Earlier this week, former Alaska Gov. Sarah Palin announced that "she would advocate for vanquished Missouri Senate candidate Sarah Steelman" to conduct a write-in campaign if Todd Akin (the now-embattled winner of a Missouri Republican U.S. Senate primary) declines to relinquish the party's nomination. Palin, who once argued against such a campaign, now proposes the very same tactic for Steelman. Why?
Back in the summer of 2010 when Republican Lisa Murkowski was running for re-election to the Senate, she was defeated in the GOP primary by Joe Miller, who was backed by the Tea Party and former Gov. Sarah Palin. Murkowski and camp were bummed, but launched a hard-core write-in campaign for the general election.
Former VP candidate Palin was perturbed by Murkowski's behavior, and she had no qualms about saying so in an October Facebook post titled "Lisa's Gall vs. Miller's Honor." On Twitter, Palin said Murkowski should "respect the will of the people," and the people of Alaska had spoken; they wanted Joe Miller. And she noted that Murkowski had said the winner of the GOP primary should win the general election.
Today Murkowski, no doubt, credits her victory to the "will of the people" and a successful write-in effort that Sarah Palin felt was a violation of the right of the American voter. Is Sarah a sore loser? Or is Murkowski insensitive to the voice of the public? Perhaps the world will never know.
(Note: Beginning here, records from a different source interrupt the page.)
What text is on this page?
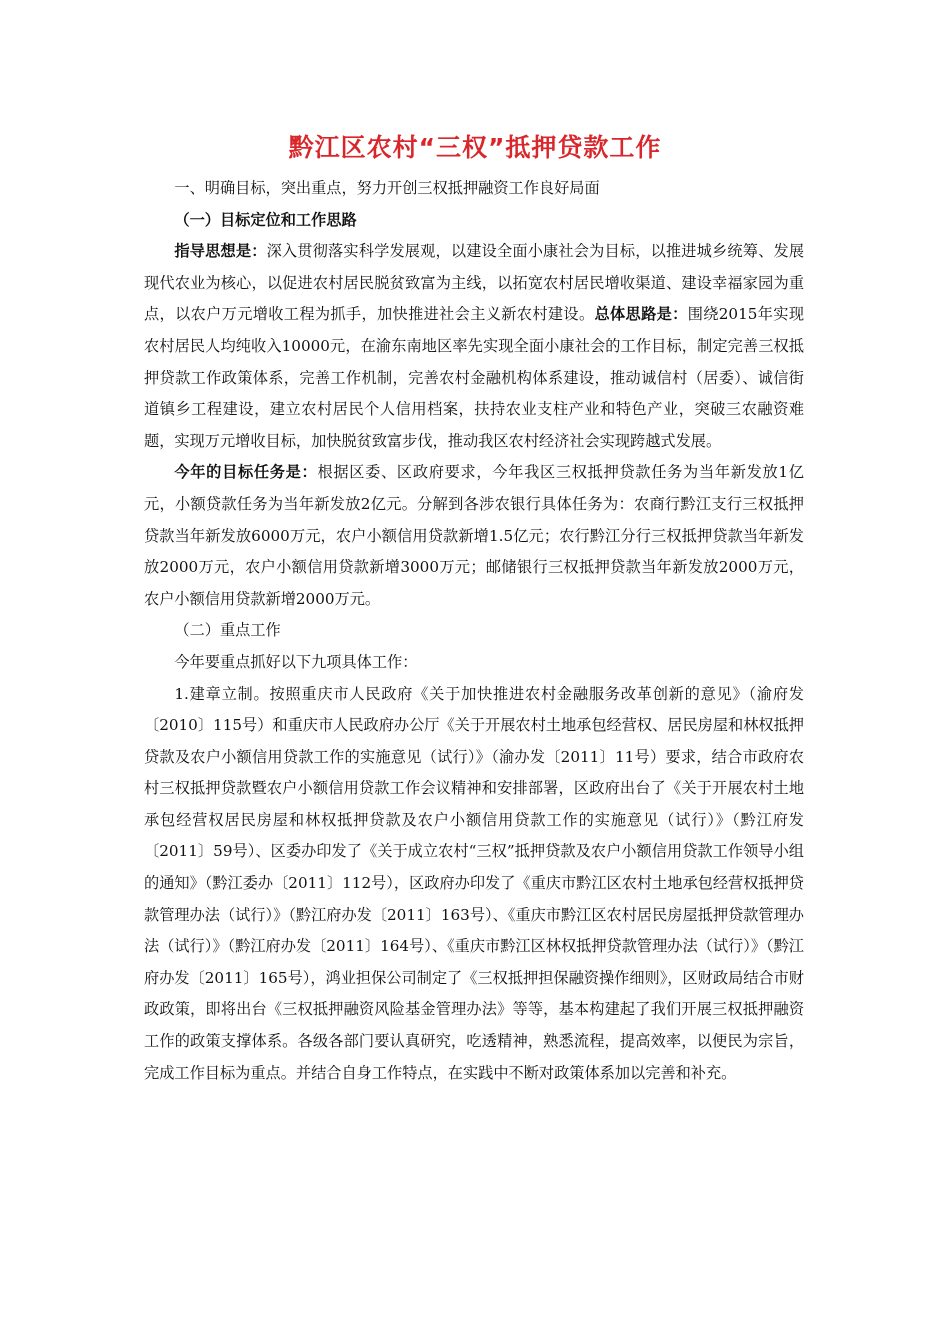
黔江区农村“三权”抵押贷款工作

一、明确目标，突出重点，努力开创三权抵押融资工作良好局面

（一）目标定位和工作思路

指导思想是：深入贯彻落实科学发展观，以建设全面小康社会为目标，以推进城乡统筹、发展现代农业为核心，以促进农村居民脱贫致富为主线，以拓宽农村居民增收渠道、建设幸福家园为重点，以农户万元增收工程为抓手，加快推进社会主义新农村建设。总体思路是：围绕2015年实现农村居民人均纯收入10000元，在渝东南地区率先实现全面小康社会的工作目标，制定完善三权抵押贷款工作政策体系，完善工作机制，完善农村金融机构体系建设，推动诚信村（居委）、诚信街道镇乡工程建设，建立农村居民个人信用档案，扶持农业支柱产业和特色产业，突破三农融资难题，实现万元增收目标，加快脱贫致富步伐，推动我区农村经济社会实现跨越式发展。

今年的目标任务是：根据区委、区政府要求，今年我区三权抵押贷款任务为当年新发放1亿元，小额贷款任务为当年新发放2亿元。分解到各涉农银行具体任务为：农商行黔江支行三权抵押贷款当年新发放6000万元，农户小额信用贷款新增1.5亿元；农行黔江分行三权抵押贷款当年新发放2000万元，农户小额信用贷款新增3000万元；邮储银行三权抵押贷款当年新发放2000万元，农户小额信用贷款新增2000万元。

（二）重点工作

今年要重点抓好以下九项具体工作：

1.建章立制。按照重庆市人民政府《关于加快推进农村金融服务改革创新的意见》（渝府发〔2010〕115号）和重庆市人民政府办公厅《关于开展农村土地承包经营权、居民房屋和林权抵押贷款及农户小额信用贷款工作的实施意见（试行）》（渝办发〔2011〕11号）要求，结合市政府农村三权抵押贷款暨农户小额信用贷款工作会议精神和安排部署，区政府出台了《关于开展农村土地承包经营权居民房屋和林权抵押贷款及农户小额信用贷款工作的实施意见（试行）》（黔江府发〔2011〕59号）、区委办印发了《关于成立农村“三权”抵押贷款及农户小额信用贷款工作领导小组的通知》（黔江委办〔2011〕112号），区政府办印发了《重庆市黔江区农村土地承包经营权抵押贷款管理办法（试行）》（黔江府办发〔2011〕163号）、《重庆市黔江区农村居民房屋抵押贷款管理办法（试行）》（黔江府办发〔2011〕164号）、《重庆市黔江区林权抵押贷款管理办法（试行）》（黔江府办发〔2011〕165号），鸿业担保公司制定了《三权抵押担保融资操作细则》，区财政局结合市财政政策，即将出台《三权抵押融资风险基金管理办法》等等，基本构建起了我们开展三权抵押融资工作的政策支撑体系。各级各部门要认真研究，吃透精神，熟悉流程，提高效率，以便民为宗旨，完成工作目标为重点。并结合自身工作特点，在实践中不断对政策体系加以完善和补充。
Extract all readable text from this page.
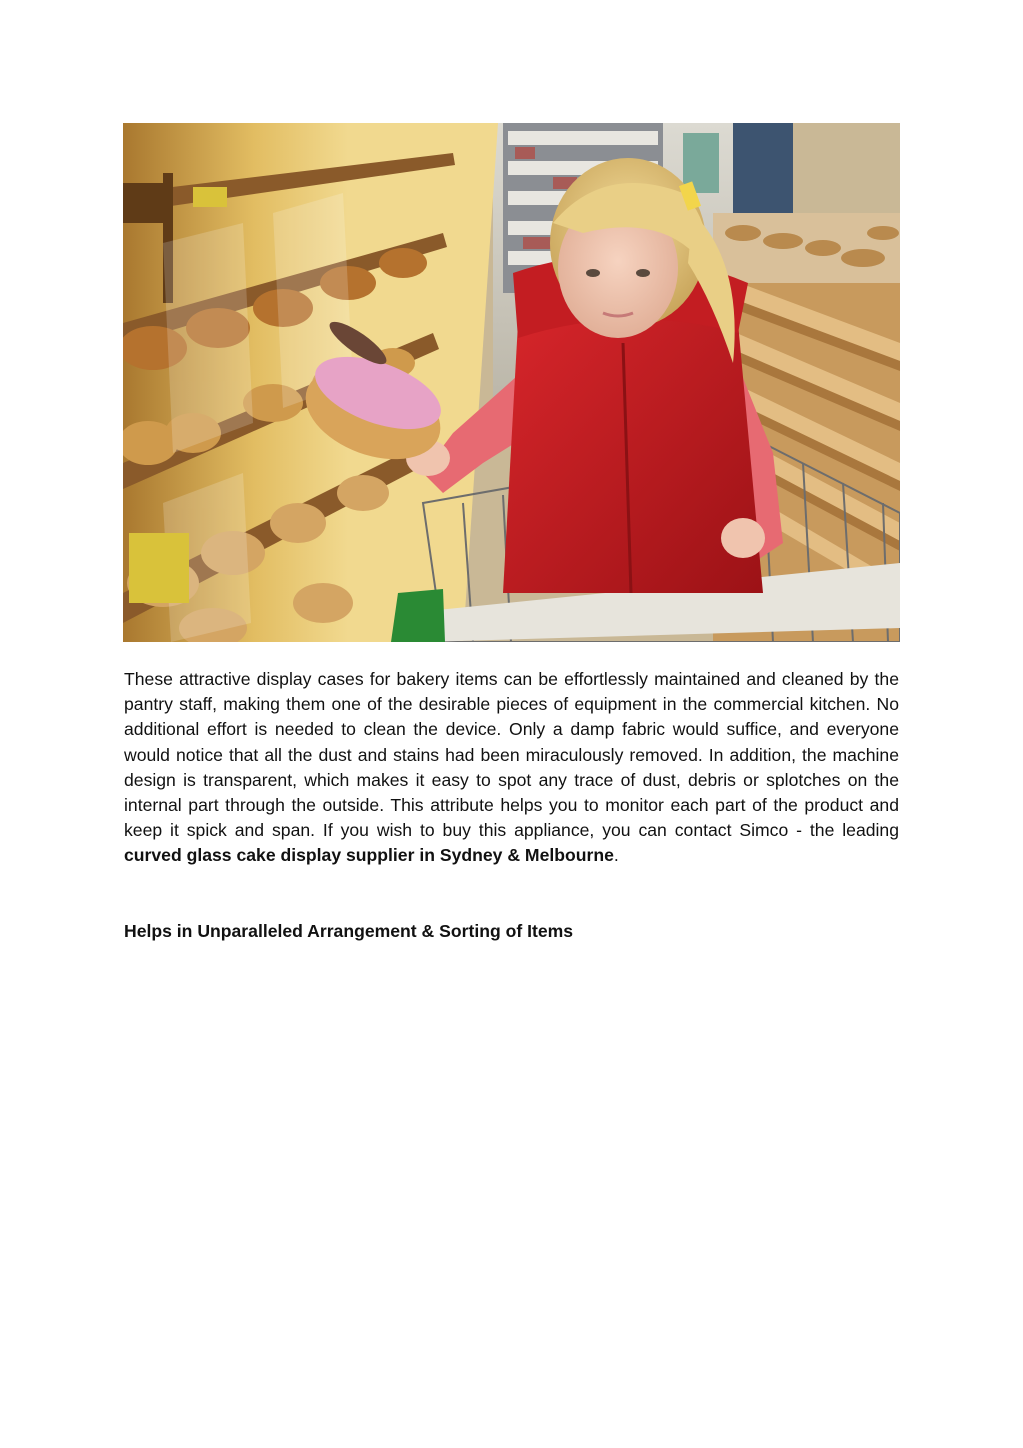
These attractive display cases for bakery items can be effortlessly maintained and cleaned by the pantry staff, making them one of the desirable pieces of equipment in the commercial kitchen. No additional effort is needed to clean the device. Only a damp fabric would suffice, and everyone would notice that all the dust and stains had been miraculously removed. In addition, the machine design is transparent, which makes it easy to spot any trace of dust, debris or splotches on the internal part through the outside. This attribute helps you to monitor each part of the product and keep it spick and span. If you wish to buy this appliance, you can contact Simco - the leading curved glass cake display supplier in Sydney & Melbourne.

Helps in Unparalleled Arrangement & Sorting of Items
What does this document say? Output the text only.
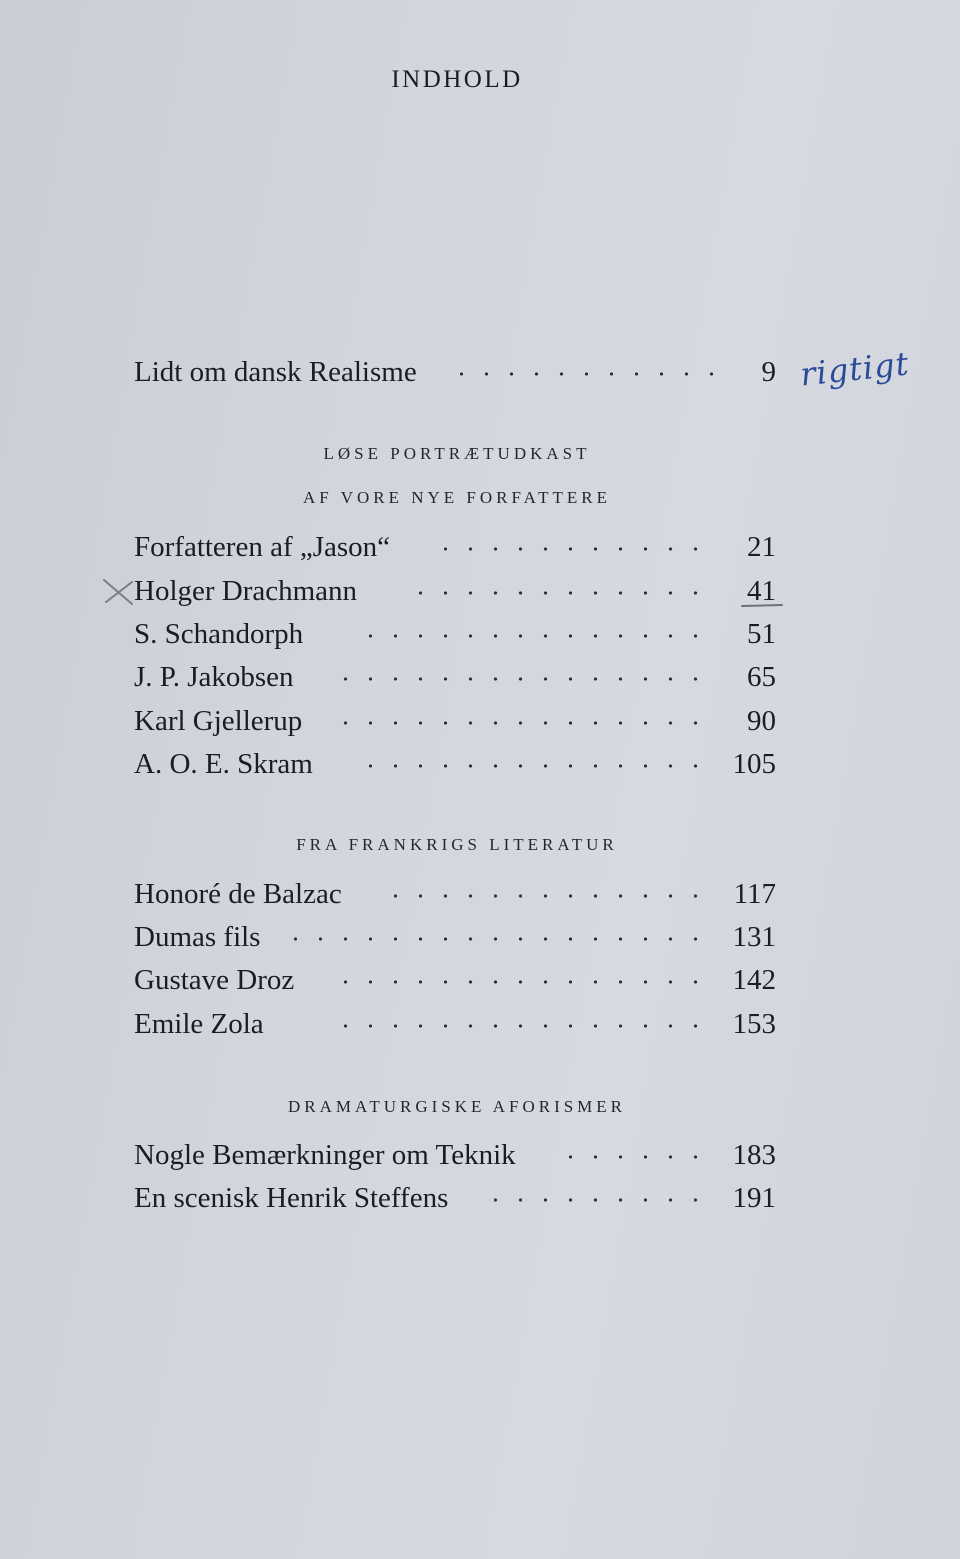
INDHOLD
Lidt om dansk Realisme	9 rigtigt
LØSE PORTRÆTUDKAST
AF VORE NYE FORFATTERE
Forfatteren af „Jason“	21
Holger Drachmann	41
S. Schandorph	51
J. P. Jakobsen	65
Karl Gjellerup	90
A. O. E. Skram	105
FRA FRANKRIGS LITERATUR
Honoré de Balzac	117
Dumas fils	131
Gustave Droz	142
Emile Zola	153
DRAMATURGISKE AFORISMER
Nogle Bemærkninger om Teknik	183
En scenisk Henrik Steffens	191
It's possible that Palin views the Akin vs. Steelman race very differently from the Miller vs. Murkowski race. To start, according to Palin's October 2010 Facebook post, Murkowski "reneged on her primary vow to not contest the will of the people" by running against Miller in the general election. At one point, Murkowski did indeed make a vow to respect the Republican candidate chosen by voters, but that was before she lost. Perhaps Palin was more irked over Murkowski's flip-flop, than the write-in campaign itself. But Palin didn't make that clear when she spoke to her Fox News colleague Greta Van Susteren this week.
During an episode of "On The Record," Palin told Van Susteren that Akin "has until September 25th to (drop out)" and "if he doesn't do it, then it will be third party." She added "a third-party run for Sarah Steelman that I can get behind, and, granted 'The Status Quo Has Got To Go' would be an odd name for a third party, but we'll coin it, adopt it, run with it if that's what it takes."